Lente et prévisible, la progression s’appuie sur un usage massif de l’artillerie lourde comme outil principal de préparation. L’infanterie doit ensuite attaquer, aidée en cela par les chars lourds. Cette tactique, héritée des grandes offensives de la Première Guerre mondiale, était la signature du maréchal britannique Bernard Montgomery de l’Égypte à la Hollande en passant par l’Italie et la France, souvent au grand dam de ses alliés américains comme Patton.

Dans le Pacifique, l’Empire du Japon, emprunt des tactiques européennes, adhérait également à cette doctrine qu’ils appliquèrent en Chine continentale (planification à grande échelle) et contre les troupes de marine américaines (travail d’usure).

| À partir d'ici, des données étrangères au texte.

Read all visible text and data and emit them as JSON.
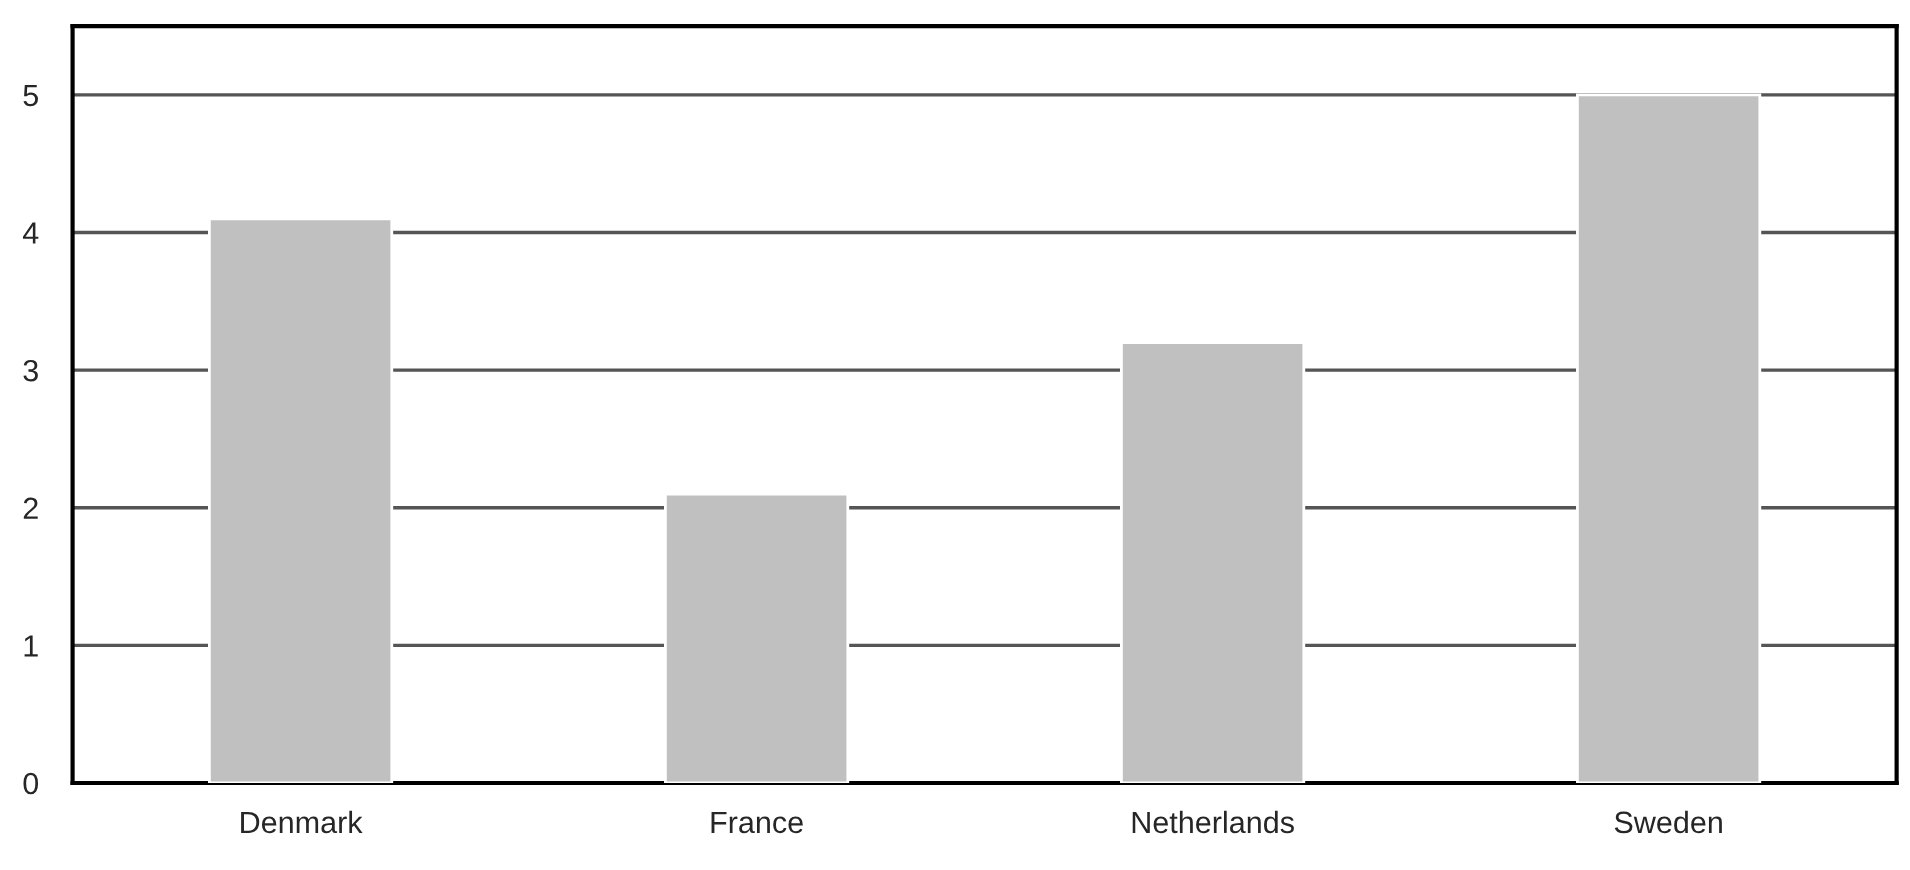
{
  "chart_data": {
    "type": "bar",
    "categories": [
      "Denmark",
      "France",
      "Netherlands",
      "Sweden"
    ],
    "values": [
      4.1,
      2.1,
      3.2,
      5.0
    ],
    "color": "#c0c0c0",
    "ylim": [
      0,
      5.5
    ],
    "yticks": [
      0,
      1,
      2,
      3,
      4,
      5
    ],
    "grid": "y"
  }
}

Les opérations en profondeur

L’utilisation des chars d’assaut a été l’une des querelles doctrinaires les plus importantes du XXème siècle. Pour les Allemands, ils doivent être utilisés en « meutes » mécanisées : le fer de lance. Objectif ? Briser le front, exploiter une percée et permettre à l’infanterie de s’engouffrer pour occuper le territoire et réduire les poches de résistance au silence. Au contraire, pour les Soviétiques, les chars avaient un rôle décisif mais secondaire. Suivant la théorie militaire de l’Armée rouge, c’était à la troupe de briser le front pour permettre aux blindés d’exploiter les failles et autres brisures. En plus de distinguer les échelons tactiques et stratégiques, les Russes fondaient avec leur doctrine, l’échelon intermédiaire opératif.

En théorie, on distingue deux phases aux opérations en profondeur. La première consiste en un assaut tactique combiné reposant principalement sur l’artillerie, l’aviation de combat et les fantassins afin de briser localement (et si possible en plusieurs points) la ligne de front. La seconde phase doit se matérialiser par l’utilisation des réserves mobiles (infanterie motorisée, mécanisée et chars d’assaut) pour exploiter la percée et toucher les capacités logistiques de l’ennemi. De fait, plutôt que de frapper les premières lignes, les opérations en profondeur visent l’arrière de sorte que la destruction des lignes d’approvisionnement rend inutile la défense du front.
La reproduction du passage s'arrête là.